São Domingos o considerava como uma arma espiritual e os papas chamavam
Maria de “vencedora das heresias”, invocando sua ajuda para combater
questões que vão do catarismo ao comunismo.
A devoção ao terço foi se desenvolvendo lentamente ao longo de cerca de 500 anos.
O
terço é uma oração constituída pela recitação de 50 (até 200)
Ave-Marias, em grupos de dez, cada grupo precedido por um Pai-Nosso e
concluído com um Glória. Durante o rosário, medita-se sobre os mistérios
da vida de Cristo e da sua Mãe.
Ainda
que a tradição popular atribua a origem do terço a São Domingos
(1170-1221), as pesquisas históricas atuais mostram que a devoção a esta
oração se desenvolveu lentamente no tempo. O próprio João Paulo II
parece afirmar isso em sua carta Rosarium Virginis Mariae (2002), que
começa recordando que o terço “foi gradualmente tomando forma no segundo
milênio, sob a guia do Espírito de Deus”.
Ainda
que não se saiba exatamente qual é a história do início do terço, o Pe.

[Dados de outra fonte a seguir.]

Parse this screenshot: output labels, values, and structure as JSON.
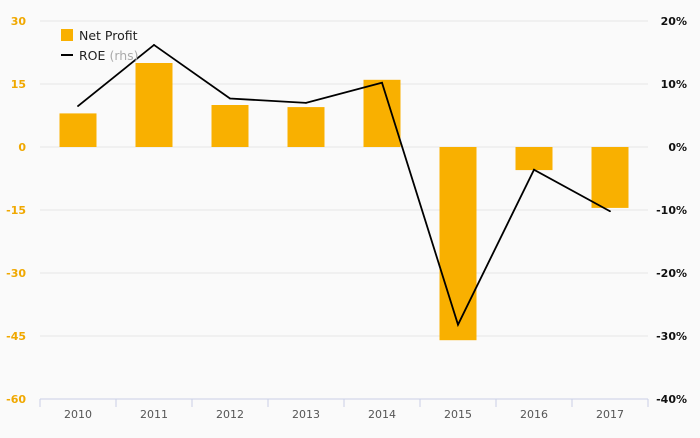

Etienne Richer explica, em "Mariology", que, no final do século XI, ou
seja, quase um século antes de São Domingos, “já se conhecia e praticava
uma devoção mariana caracterizada por numerosas Ave-Marias, com
prostrações rítmicas em honra de Nossa Senhora, primeiro em comemoração
das suas alegrias, depois dos seus sofrimentos”. O nome “rosário”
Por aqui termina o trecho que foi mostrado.